Sakino and Ishibashi 1985


This study expanded upon Sakino and Tomii (1981) by examining short beam-columns under shearing forces. Nine specimens with an a/D ratio of 1.0 were subjected to cyclic shearing combined with a constant axial load. Twelve specimens with an a/D ratio of 1.5 were tested monotonically with combined shear and axial loads. An effort was made to study the failure mechanism of such beam-columns. The paper closed with an analytical formulation to determine the ultimate strength of short beam-columns.

Experimental Study, Results, and Discussion

The procedure and test setup were nearly identical to those described in Sakino and Tomii (1981) and Tomii and Sakino (1979b). The monotonic tests with an a/D ratio of 1.5 displayed a crack pattern indicative of a flexure failure with plastic hinges forming at the ends. Previous monotonic tests with a/D ratios of 1.0 (Tomii and Sakino, 1979b) displayed the characteristic diagonal concrete cracking of a shear failure. The cyclically loaded specimens with an a/D ratio of 1.0 failed in shear, as opposed to the cyclically loaded specimens with a/D ratios of 2.0 and 3.0, which failed in flexure (Sakino and Tomii, 1981). (The authors define a “shear failure” as a failure in which the concrete fails in shear, contrary to Wakabayashi et al. (1976) and Kato et al. (1978) who consider this failure “flexural” since both flanges of the steel tube yielded at ultimate). These beam-columns showed considerable energy absorption and displayed less strength deterioration than the longer columns that failed in flexure. Like the longer specimens, the beam-columns tested here showed an initial decrease in capacity and then a slight increase as local buckling in the critical regions transformed the shape of the tube from rectangular to circular. Also, specimens with larger D/t ratios showed a larger decrease in shear resistance with successive cycles of loading.

Analytical Study, Discussion, and Results

The analytical method proposed in this paper to compute the ultimate strength of a CFT beam-column in shear was based on the formulations by Wakabayashi et al. (1981) and Kato et al. (1978). The axial load is computed by summing the axial load on the concrete and the steel individually. The ultimate shear force is likewise computed by a summation of the ultimate concrete strength in shear and the ultimate steel strength in shear.

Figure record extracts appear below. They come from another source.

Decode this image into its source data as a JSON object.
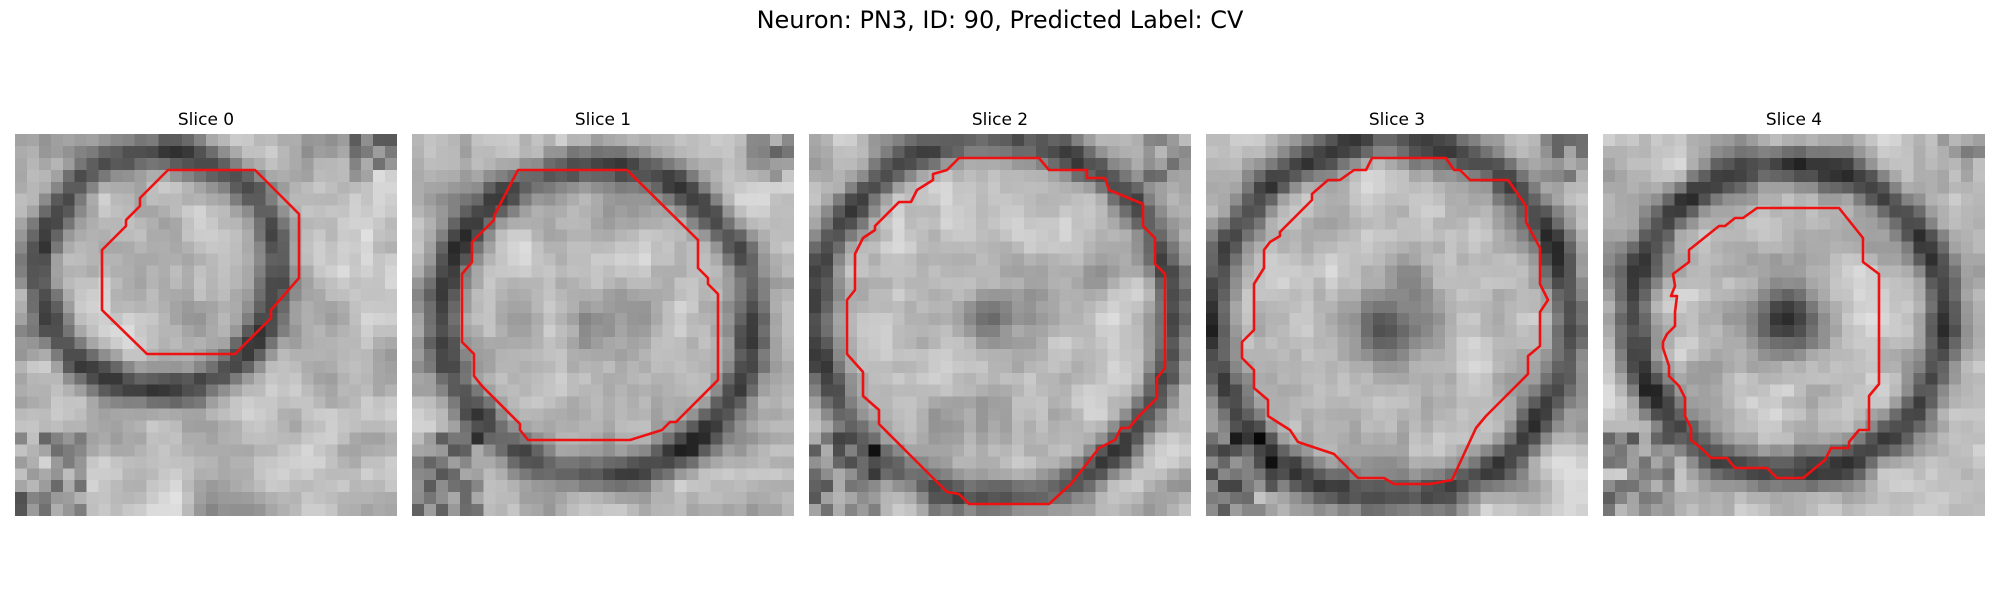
{
  "title": "Neuron: PN3, ID: 90, Predicted Label: CV",
  "contour_color": "#ee1111",
  "image_colormap": "gray",
  "panels": [
    {
      "label": "Slice 0"
    },
    {
      "label": "Slice 1"
    },
    {
      "label": "Slice 2"
    },
    {
      "label": "Slice 3"
    },
    {
      "label": "Slice 4"
    }
  ]
}
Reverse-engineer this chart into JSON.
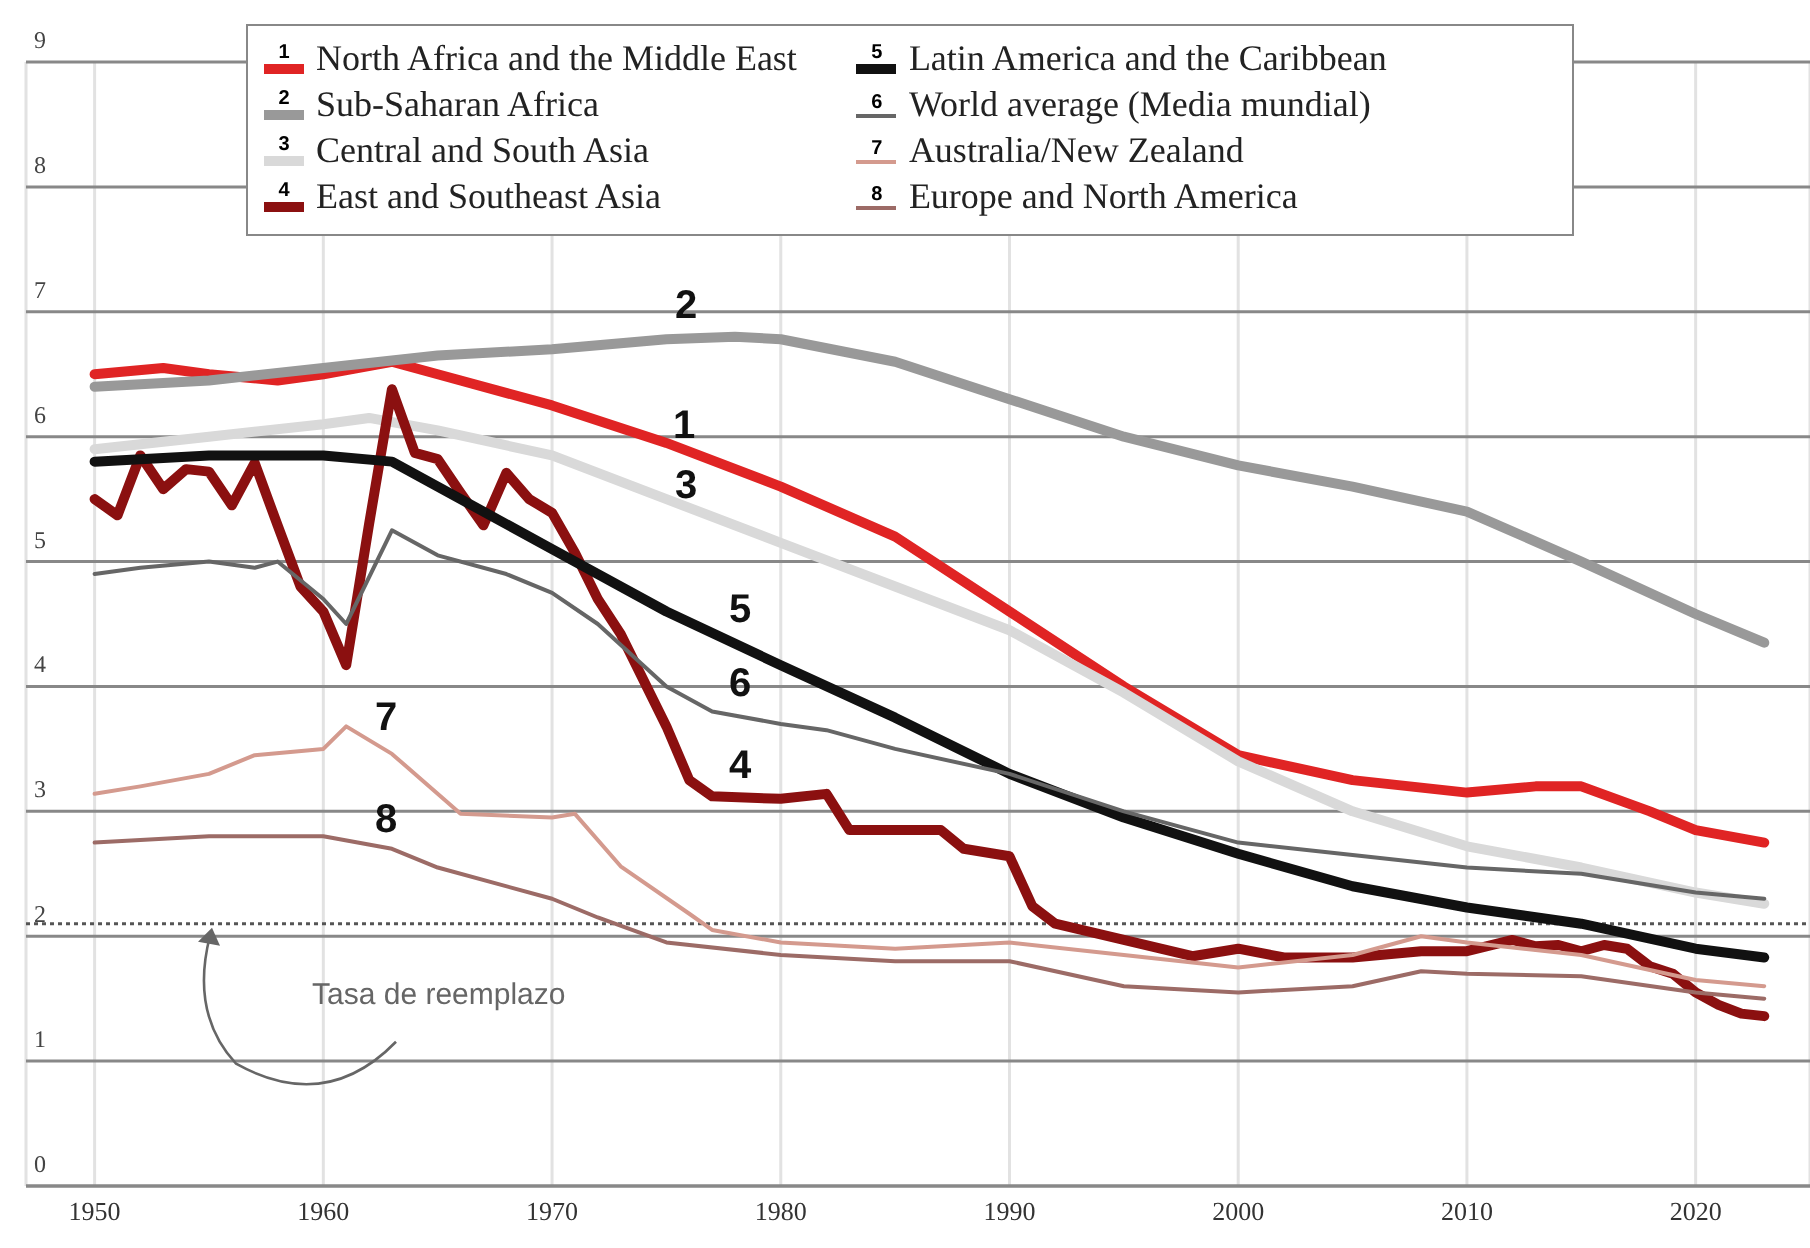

The details of the individual strength calculations are given in the paper. Resulting from these computations are graphs of axial load ratio (P/Po) versus the shear strength ratio (V/Vmax). The analytical method presented agreed well for beam-columns with a/D ratios of less than 1.5.


Reference


Sakino, K. and Ishibashi, H. (1985). “Experimental Studies on Concrete Filled Square Steel Tubular Short Columns Subjected to Cyclic Shearing Force and Constant Axial Force,” Transactions of the Architectural Institute of Japan, No. 353, pp. 81-89.